My patient had second stage dementia or so they said, my personal opinion was age related short term memory loss with depression anyway, he was than dianosed with Parkinsons years later. This is not uncommon and probably some how related because dementia is a from of Alzheimers
My brother had memory problems for years before he had physical symptoms and was diagnosed with Parkinson's. For some years he was in good physical condition, could take care of himself fairly well after his wife passed away, but couldn't drive because he began getting lost (totally unlike him!), would tell old stories over and over, and had short-term memory problems (once left a room to answer the phone and came and was surprised to see me there; had forgotten I was there). By the time of the diagnosis, he would skip back and forth in time in a conversation; could suddenly be totally "with it" for maybe five minutes, and then lapse into the past.. He eventually couldn't walk, and at the end developed total rigidity. He still usually recognized people, was still sweet and funny and cooperative.

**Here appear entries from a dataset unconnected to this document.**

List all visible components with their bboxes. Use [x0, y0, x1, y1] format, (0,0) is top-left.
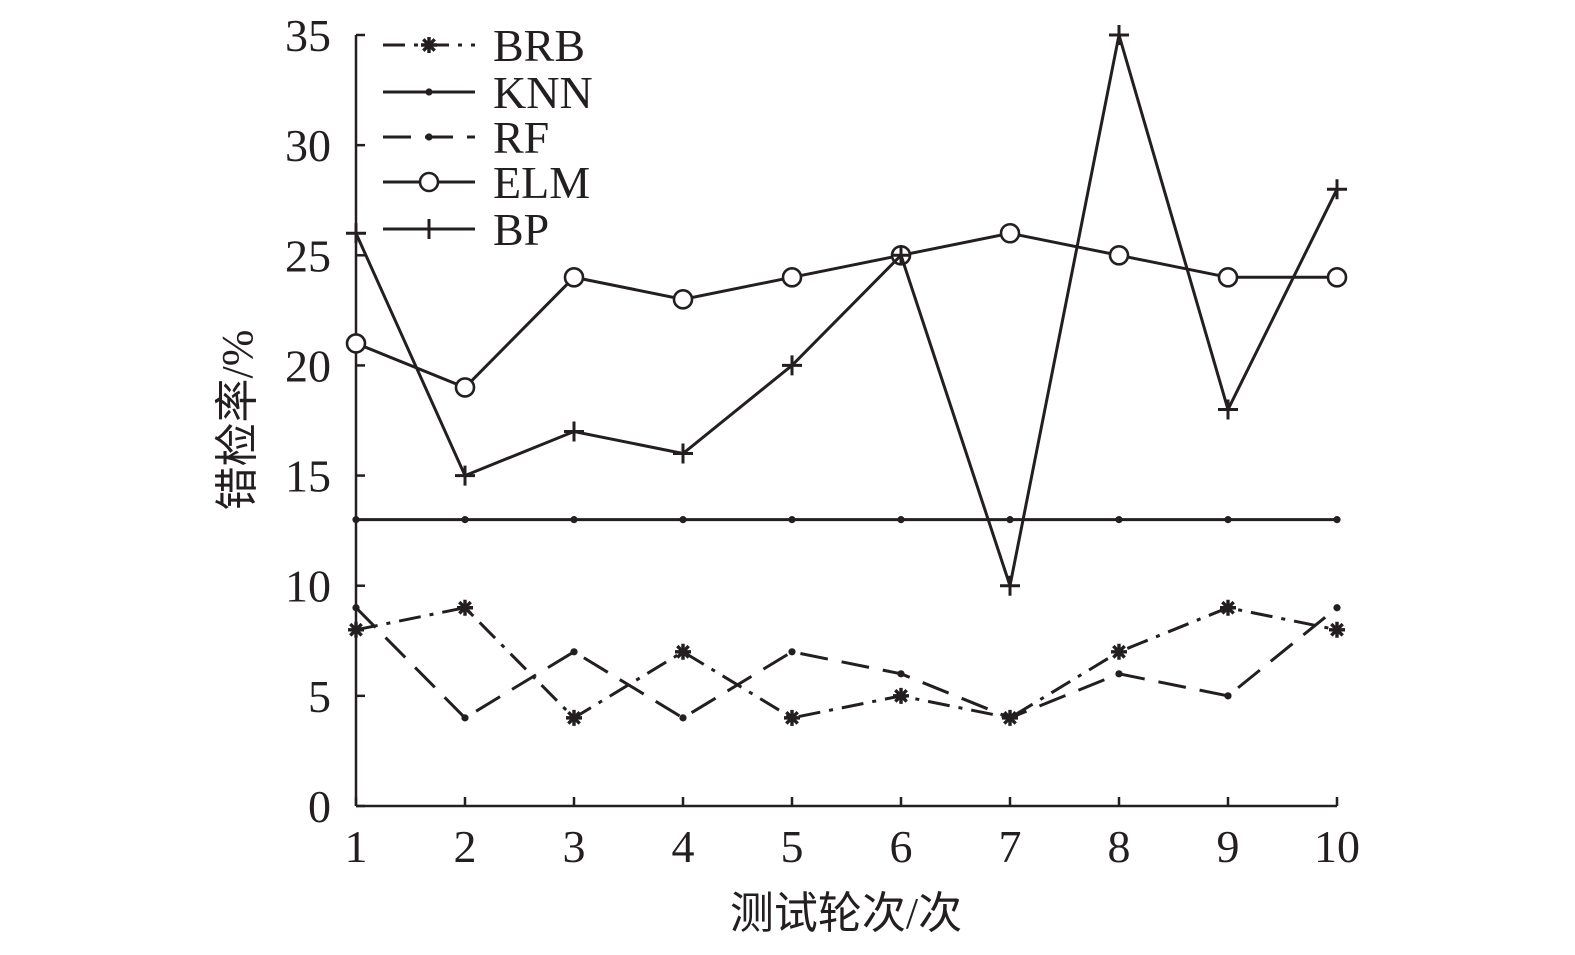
axes	[354, 35, 1337, 808]
marker-dot	[1006, 714, 1014, 722]
x-tick-label: 7	[999, 821, 1022, 872]
marker-circle	[781, 267, 803, 288]
y-axis-title: 错检率/%	[213, 330, 262, 511]
marker-circle	[999, 222, 1021, 244]
marker-plus	[1327, 179, 1347, 200]
x-axis-title: 测试轮次/次	[730, 889, 962, 938]
series-layer	[345, 25, 1348, 726]
marker-circle	[563, 267, 585, 288]
marker-asterisk	[1329, 621, 1345, 638]
x-tick-label: 3	[563, 821, 586, 872]
series-line-rf	[354, 606, 1338, 720]
x-tick-label: 10	[1314, 821, 1360, 872]
x-tick-label: 5	[781, 821, 804, 872]
legend-item-elm: ELM	[383, 157, 590, 208]
marker-dot	[461, 516, 469, 524]
marker-plus	[564, 421, 584, 442]
marker-dot	[461, 714, 469, 722]
marker-dot	[1006, 516, 1014, 524]
marker-plus	[673, 443, 693, 464]
x-tick-label: 2	[454, 821, 477, 872]
marker-dot	[425, 133, 433, 141]
marker-asterisk	[421, 37, 437, 53]
series-line-brb	[355, 606, 1338, 720]
legend-item-bp: BP	[383, 204, 549, 255]
y-tick-label: 10	[285, 561, 331, 612]
marker-plus	[455, 465, 475, 486]
y-tick-label: 5	[308, 671, 331, 722]
x-tick-label: 8	[1108, 821, 1131, 872]
legend-label-brb: BRB	[493, 20, 585, 71]
legend-label-bp: BP	[493, 204, 549, 255]
marker-dot	[897, 670, 905, 678]
x-tick-label: 6	[890, 821, 913, 872]
marker-circle	[418, 171, 440, 193]
y-tick-label: 20	[285, 340, 331, 391]
marker-asterisk	[566, 709, 582, 726]
marker-circle	[1217, 267, 1239, 288]
marker-dot	[1115, 516, 1123, 524]
marker-asterisk	[457, 599, 473, 616]
marker-plus	[1218, 399, 1238, 420]
marker-dot	[679, 714, 687, 722]
y-ticks: 0 5 10 15 20 25 30 35	[285, 10, 365, 832]
y-tick-label: 0	[308, 781, 331, 832]
marker-dot	[1224, 692, 1232, 700]
marker-dot	[788, 648, 796, 656]
marker-dot	[1115, 670, 1123, 678]
y-tick-label: 25	[285, 230, 331, 281]
series-line-bp	[354, 34, 1339, 592]
series-rf	[352, 604, 1341, 722]
x-tick-label: 4	[672, 821, 695, 872]
marker-asterisk	[675, 643, 691, 660]
marker-circle	[345, 333, 367, 354]
marker-dot	[570, 648, 578, 656]
series-bp	[346, 25, 1347, 596]
marker-dot	[352, 604, 360, 612]
legend-label-knn: KNN	[493, 67, 593, 118]
marker-circle	[454, 377, 476, 398]
marker-asterisk	[893, 687, 909, 704]
marker-circle	[672, 289, 694, 310]
marker-dot	[425, 88, 433, 96]
y-tick-label: 15	[285, 451, 331, 502]
marker-circle	[1326, 267, 1348, 288]
marker-dot	[679, 516, 687, 524]
legend-label-elm: ELM	[493, 157, 590, 208]
legend-item-knn: KNN	[383, 67, 593, 118]
x-tick-label: 1	[345, 821, 368, 872]
marker-asterisk	[348, 621, 364, 638]
marker-asterisk	[1220, 599, 1236, 616]
marker-plus	[1109, 25, 1129, 45]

His son had a caretaker for him to backstop the family; a very nice young lady who loved old folks and called him "grandpa".( I believe she went onto another similar position after he passed away.)
Also, my father-in-law, who lived with us for many years, also had Parkinson's, but in his case the typical hand tremor was the first symptom. He loved to walk, would go visit family in another part of town (and then call us to pick him up). When his balance got to where he could fall simply changing direction in the middle of a room, we couldn't let him walk outside alone any more, which broke his heart. His mind was clear all along, but also had type 2 diabetes and high blood pressure. I did his meds every day and gave him a small envelope with the next batch. He loved to eat (was about 200#) and couldn't understand the dietary restrictions for the diabetes, but he did insist that we not salt his food. (In fact, he would hover in the kitchen and say "No salt!") We did find a care facility that had staff that understood his native language--his English was unreliable--but the first week he kept escaping, and we brought him home. Within a few days, he apparently had a heart attack in the night and we found him gone in the morning.